Religion and Popular Music in Europe: New Expressions of Sacred and Secular Identity

Front Cover
Thomas Bossius, Keith Kahn-Harris, Andreas Hager
I.B.Tauris, Jun 1, 2011 - Religion - 208 pages
Music and religion have, throughout history, walked hand in hand. In the rites and rituals of small tribal religions, great world religions, and more recent New-Age, neo-pagan and neo-heathen movements, different kinds of music have been used to celebrate the gods, express belief and help believers get in contact with the divine. This innovative book focuses on how mainstream and counter-cultural groups use religion and music to negotiate the challenges of modernisation and globalisation in the European context: a region under-explored by existing literature on the subject. With its internal ethnic diversity, ever-expanding borders and increasing differentiation, Europe has undergone massive dislocation - social, psychological and economic - in recent years.

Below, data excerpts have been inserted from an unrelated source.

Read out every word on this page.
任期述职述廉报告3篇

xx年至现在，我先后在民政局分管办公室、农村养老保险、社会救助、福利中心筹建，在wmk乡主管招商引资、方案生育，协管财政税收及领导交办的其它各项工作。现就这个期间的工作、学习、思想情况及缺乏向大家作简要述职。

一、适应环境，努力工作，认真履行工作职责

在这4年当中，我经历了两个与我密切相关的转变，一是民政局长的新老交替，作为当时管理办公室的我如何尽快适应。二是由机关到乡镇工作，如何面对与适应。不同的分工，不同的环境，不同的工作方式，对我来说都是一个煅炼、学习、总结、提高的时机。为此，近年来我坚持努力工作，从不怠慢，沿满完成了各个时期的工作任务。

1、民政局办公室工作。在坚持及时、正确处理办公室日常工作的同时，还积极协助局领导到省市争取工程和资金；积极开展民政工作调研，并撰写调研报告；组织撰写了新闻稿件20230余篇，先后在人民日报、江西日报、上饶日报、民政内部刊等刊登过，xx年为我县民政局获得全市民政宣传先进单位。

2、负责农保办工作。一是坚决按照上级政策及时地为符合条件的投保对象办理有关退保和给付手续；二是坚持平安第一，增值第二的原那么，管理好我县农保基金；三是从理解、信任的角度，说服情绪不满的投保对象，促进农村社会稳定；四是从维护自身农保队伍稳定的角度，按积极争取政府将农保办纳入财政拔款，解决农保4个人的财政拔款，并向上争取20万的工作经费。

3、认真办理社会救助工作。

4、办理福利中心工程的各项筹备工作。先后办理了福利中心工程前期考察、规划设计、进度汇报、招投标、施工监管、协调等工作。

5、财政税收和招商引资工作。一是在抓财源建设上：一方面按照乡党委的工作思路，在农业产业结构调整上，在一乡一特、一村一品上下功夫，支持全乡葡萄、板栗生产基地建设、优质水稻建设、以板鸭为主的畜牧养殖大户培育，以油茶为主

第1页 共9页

The authors here show that, in the midst of such change, rock, pop and dance music may in their various forms be used by practitioners as resources for new kinds of spiritual and religious identification, even as these forms are used as symbols of the corruption or wider deficiencies of secular society. Focusing on Christianity, Judaism, Islam and New Religious Movements - and on communities and activities where 'local' and 'global' closely interlink - the book explores such topics as Norwegian Black Metal and Neo-paganism; Christian metal in Finland; contemporary Jewish Music in the UK; the French rap and hip hop scene; the musical thinking of Muslim convert Cat Stevens/Yusuf Islam; and the implicit religion of European dance music culture. Offering an ideal introduction to leading-edge thinking at the exciting interface of 'music and religion', Religion and Popular Music in Europe shows how, through diverse musical and religious expression, Europeans increasingly seek and find new vehicles of sacred meaning and identity.